Black Friday’s most recent and unusual new tradition is the “early bird special”—extra special shopping deals offered to the first few shoppers. People line up for hours in front of their favorite big box stores and, when the doors open, it’s the US equivalent of the running of the bulls.
The following Monday is now known as Cyber Monday for its high levels of online shopping. Of course, both shopping days are watched closely by the financial markets, and it’s hard to believe that this year’s shopping days will be much to celebrate, given the economic conditions gripping the country.
For me, this weekend is an opportunity to stop sharing SharePoint, for just a few days, and instead to share much-needed time with family and friends in Colorado and in Hawaii.
I will be reflecting on how incredibly grateful I am for the opportunities I’ve had this year, both personal and professional. So allow me to indulge a bit of that gratitude here.
First, I am so lucky to have landed at AvePoint this year. AvePoint is one of the several very classy SharePoint ISVs, with an über-talented team that is a blast to work with. In a draft of this newsletter, I listed the many things I’ve learned from working with each of them, but it became a lengthy tome, so let me just say, to all, “Thanks!”
But a special shout-out goes to my fellow MVPs and partners-in-crime, Jeremy Thake and Randy Williams.

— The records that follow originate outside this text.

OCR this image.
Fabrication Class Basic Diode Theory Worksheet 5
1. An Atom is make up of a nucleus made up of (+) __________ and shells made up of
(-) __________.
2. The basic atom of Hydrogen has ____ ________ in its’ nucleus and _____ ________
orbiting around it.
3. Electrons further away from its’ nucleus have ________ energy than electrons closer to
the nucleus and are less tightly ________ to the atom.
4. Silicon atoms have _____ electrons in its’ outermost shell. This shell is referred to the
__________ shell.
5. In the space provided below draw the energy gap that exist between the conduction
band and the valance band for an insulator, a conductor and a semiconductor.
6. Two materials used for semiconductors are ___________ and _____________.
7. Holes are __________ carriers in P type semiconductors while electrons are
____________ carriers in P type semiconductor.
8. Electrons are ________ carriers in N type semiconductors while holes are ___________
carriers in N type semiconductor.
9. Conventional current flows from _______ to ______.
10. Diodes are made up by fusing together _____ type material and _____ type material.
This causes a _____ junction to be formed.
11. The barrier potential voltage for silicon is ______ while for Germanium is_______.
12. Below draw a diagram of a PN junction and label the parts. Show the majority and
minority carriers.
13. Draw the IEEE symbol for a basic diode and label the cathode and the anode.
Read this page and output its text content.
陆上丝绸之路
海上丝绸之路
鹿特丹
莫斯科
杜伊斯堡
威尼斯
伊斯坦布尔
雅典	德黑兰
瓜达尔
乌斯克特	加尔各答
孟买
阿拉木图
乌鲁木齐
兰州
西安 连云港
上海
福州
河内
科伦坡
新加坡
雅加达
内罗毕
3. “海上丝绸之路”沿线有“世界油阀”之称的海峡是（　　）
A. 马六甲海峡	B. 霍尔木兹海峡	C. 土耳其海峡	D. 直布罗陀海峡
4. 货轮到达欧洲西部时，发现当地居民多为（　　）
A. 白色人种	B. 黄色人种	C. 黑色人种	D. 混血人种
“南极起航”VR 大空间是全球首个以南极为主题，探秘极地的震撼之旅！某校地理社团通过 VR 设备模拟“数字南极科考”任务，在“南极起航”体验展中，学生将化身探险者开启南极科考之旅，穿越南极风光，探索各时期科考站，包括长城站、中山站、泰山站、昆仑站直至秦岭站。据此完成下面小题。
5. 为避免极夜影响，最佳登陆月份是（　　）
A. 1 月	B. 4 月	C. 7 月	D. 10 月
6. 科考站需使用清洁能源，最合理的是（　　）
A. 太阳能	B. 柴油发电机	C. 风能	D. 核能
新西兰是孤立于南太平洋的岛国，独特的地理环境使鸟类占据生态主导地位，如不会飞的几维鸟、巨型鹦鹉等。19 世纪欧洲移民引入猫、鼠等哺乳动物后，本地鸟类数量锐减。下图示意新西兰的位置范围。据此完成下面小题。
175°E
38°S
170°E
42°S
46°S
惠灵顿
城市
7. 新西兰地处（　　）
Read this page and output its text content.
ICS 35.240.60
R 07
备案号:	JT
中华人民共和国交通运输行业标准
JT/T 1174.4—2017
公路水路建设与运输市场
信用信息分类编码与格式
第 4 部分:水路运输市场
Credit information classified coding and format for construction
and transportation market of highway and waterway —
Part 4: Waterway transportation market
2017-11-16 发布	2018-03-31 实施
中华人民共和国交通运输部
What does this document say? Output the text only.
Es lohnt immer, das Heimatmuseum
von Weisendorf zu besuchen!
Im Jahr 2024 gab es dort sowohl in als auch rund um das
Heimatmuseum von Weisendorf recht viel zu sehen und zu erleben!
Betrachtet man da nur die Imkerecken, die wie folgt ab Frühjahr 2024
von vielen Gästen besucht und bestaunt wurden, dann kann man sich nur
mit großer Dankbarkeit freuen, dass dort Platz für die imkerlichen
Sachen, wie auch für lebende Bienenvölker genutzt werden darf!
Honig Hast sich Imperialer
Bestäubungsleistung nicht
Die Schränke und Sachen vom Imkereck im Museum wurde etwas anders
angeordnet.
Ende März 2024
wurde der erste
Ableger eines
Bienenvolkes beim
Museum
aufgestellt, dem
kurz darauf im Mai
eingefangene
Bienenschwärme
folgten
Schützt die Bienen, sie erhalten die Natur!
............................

It has been an honor and privilege to work with and learn from you!
Among the many things I’ve received from my association with AvePoint is insight into an incredible customer base around the world. In the last 8 months, I’ve visited more than 75 enterprises; I’ve had face-to-face meetings with almost one in ten of global 500 organizations; and I’ve worked with the leadership of the largest SharePoint customers on three continents.
What I’ve learned from those experiences is priceless, and I will continue to try to return that knowledge to my readers and to the attendees of my events.Thank you to all of the folks who have been willing to share your stories with me, and to trust me to provide input and guidance in your SharePoint Journeys!
And to Penton Media, publishers of SharePoint Pro Magazine, Windows IT Pro Magazine, and producers of the Connections events, thank you as always for a wonderful and fulfilling partnership!
Most of all, I’m grateful to my friends—old and new—and family, who have supported me throughout my insane work and travels. To Keith, Julie & Johnny, thanks for keeping Oluolumau green. To Mom, Dad, Bob and Jax—I’m so grateful to have seen you almost every month this year, despite my work and travel schedule! To Lyman, Keith, Wyatt, Danny, Kevin, Frank, Ric, John, Lee, Asa, Rob, Don, Jack and my dearest Maddie, thanks for making “home” such a great place to return to!
And thank YOU, readers of this column, for tuning in each week. As we spend a day or two reflecting on what we’re grateful for, I think we can all be grateful for health, friends, family, and this incredible wave called SharePoint—riding it together with you is exhilarating indeed!